ABD Dışişleri Bakanı Antony Blinken, Ukrayna'ya karşı askeri bir tırmanışı önleme amaçlı müzakerelerin bir parçası olarak, Rusya’nın talep ettiği güvenlik garantilerine ilişkin ABD’nin yazılı yanıtlarını ilettiklerini açıkladı.
Yanıt, ABD'nin Moskova Büyükelçisi John Sullivan tarafından Rusya Dışişleri Bakanlığı'na şahsen iletildi. Blinken, Dışişleri Bakanlığı’nda düzenlediği basın toplantısında, Moskova'nın kamuoyuna açıkladığı endişeleri ele almayı amaçlayan yazılı belgede ABD'nin Rusya ile ilerleme potansiyeli gördüğünü söylediği alanların silah kontrolu, şeffaflık ve istikrar olduğunu söyledi.
Blinken, ABD'nin NATO'nun açık kapı politikası konusundaki tutumunda bir değişiklik olmayacağını söyledi.

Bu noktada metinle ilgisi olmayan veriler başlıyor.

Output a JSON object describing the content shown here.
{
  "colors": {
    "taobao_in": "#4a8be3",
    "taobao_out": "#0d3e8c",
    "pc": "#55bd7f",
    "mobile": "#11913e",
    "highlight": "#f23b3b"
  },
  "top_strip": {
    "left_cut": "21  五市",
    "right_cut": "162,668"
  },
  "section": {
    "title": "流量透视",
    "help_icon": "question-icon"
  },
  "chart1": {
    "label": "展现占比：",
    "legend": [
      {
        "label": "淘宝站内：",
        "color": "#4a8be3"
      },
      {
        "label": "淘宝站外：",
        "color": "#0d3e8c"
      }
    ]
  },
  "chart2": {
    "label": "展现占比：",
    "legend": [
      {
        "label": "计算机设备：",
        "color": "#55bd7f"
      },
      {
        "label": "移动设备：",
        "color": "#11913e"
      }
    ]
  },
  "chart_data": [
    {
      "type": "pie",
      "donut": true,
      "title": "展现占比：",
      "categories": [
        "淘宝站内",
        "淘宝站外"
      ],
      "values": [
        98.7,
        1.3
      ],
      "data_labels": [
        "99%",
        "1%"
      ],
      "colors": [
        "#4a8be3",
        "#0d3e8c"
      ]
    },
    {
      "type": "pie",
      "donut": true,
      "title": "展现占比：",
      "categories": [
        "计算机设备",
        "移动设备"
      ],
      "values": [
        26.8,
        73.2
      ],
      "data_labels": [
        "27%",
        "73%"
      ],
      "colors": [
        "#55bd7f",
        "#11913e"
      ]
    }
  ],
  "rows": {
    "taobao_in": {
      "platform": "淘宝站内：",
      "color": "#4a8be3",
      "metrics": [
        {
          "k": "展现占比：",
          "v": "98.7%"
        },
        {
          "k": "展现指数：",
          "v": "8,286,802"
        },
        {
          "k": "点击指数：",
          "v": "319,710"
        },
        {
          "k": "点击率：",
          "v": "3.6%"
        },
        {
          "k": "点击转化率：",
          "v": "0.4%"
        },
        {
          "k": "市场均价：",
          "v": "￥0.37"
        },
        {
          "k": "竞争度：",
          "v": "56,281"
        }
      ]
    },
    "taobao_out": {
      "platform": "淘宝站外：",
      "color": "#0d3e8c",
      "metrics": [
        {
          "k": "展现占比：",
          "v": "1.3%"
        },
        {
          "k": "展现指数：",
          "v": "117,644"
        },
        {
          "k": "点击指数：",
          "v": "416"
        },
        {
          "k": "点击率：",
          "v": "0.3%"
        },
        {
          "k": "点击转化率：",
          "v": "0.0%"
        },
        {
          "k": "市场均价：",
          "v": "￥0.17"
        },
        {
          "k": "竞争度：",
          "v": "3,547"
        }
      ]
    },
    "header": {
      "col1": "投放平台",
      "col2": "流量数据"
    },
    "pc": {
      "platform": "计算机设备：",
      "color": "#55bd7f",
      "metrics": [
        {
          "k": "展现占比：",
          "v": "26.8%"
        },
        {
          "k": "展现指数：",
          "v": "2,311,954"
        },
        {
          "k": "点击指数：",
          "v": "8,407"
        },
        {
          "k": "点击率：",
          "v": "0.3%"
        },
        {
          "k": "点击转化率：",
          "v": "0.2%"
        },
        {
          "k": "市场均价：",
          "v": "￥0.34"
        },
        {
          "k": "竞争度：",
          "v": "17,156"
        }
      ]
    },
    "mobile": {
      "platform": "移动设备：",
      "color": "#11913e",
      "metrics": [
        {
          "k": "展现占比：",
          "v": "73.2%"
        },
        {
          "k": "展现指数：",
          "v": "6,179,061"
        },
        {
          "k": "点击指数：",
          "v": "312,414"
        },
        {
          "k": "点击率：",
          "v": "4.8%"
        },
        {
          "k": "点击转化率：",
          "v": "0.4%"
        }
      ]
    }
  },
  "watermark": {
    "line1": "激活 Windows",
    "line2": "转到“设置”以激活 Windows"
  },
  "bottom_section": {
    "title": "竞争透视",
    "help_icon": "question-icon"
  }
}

Antony Blinken, ABD'nin Rusya'ya verdiği yanıtta, Ukrayna'nın NATO'ya katılmasının yasaklanması yönündeki talebe karşılık hiçbir taviz vermediğini de vurguladı.
ABD böylelikle, Rusya’nın, NATO’nun Doğu Avrupa’daki birliklerini geri çekmesi ve Ukrayna’nın NATO’ya dahil edilmeyeceğinin garantisinin sağlanması yönündeki taleplerini reddederek silahsızlanma ve karşılıklı güven oluşturma konularına odaklanmayı önerdi.
ABD Dışişleri Bakanı, verilen yanıtın Rusya’nın da seçimiyle ileriye dönük ciddi bir diplomatik yol oluşturduğunu ve Moskova’nın dile getirdiği endişelere dair ilkeli ve pragmatik bir değerlendirmeye sahip olduğunu kaydetti.
Yanıt belgesinde ele alınabilecek çok olumlu noktalar bulunduğuna dikkat çeken Blinken, ABD'nin diyaloğa açık olduğunu ve oyunda topun Rusya’nın sahasında olduğunu belirtti.
Blinken, ABD'nin Kiev Büyükelçiliği açık kalacak olsa da Ukrayna’daki Amerikalılar’ın ülkeden ayrılmayı ciddi şekilde düşünmeleri gerektiği konusunda uyardı.
Rusya Dışişleri Bakanlığı da ABD’nin yazılı yanıtının John Sullivan tarafından iletildiğini doğruladı.
Diğer taraftan, ABD Başkanı Joe Biden’ın dün yaptığı bir açıklamada, Rusya’nın Ukrayna’yı işgal etmesi durumunda Rus lider Vladimir Putin’in doğrudan yaptırımların hedefi olabileceği yönündeki uyarısına Rusya’dan tepki geldi.
Kremlin Sözcüsü Dimitri Peskov, böylesi bir adımın “siyasi bir yıkım” olacağını savundu.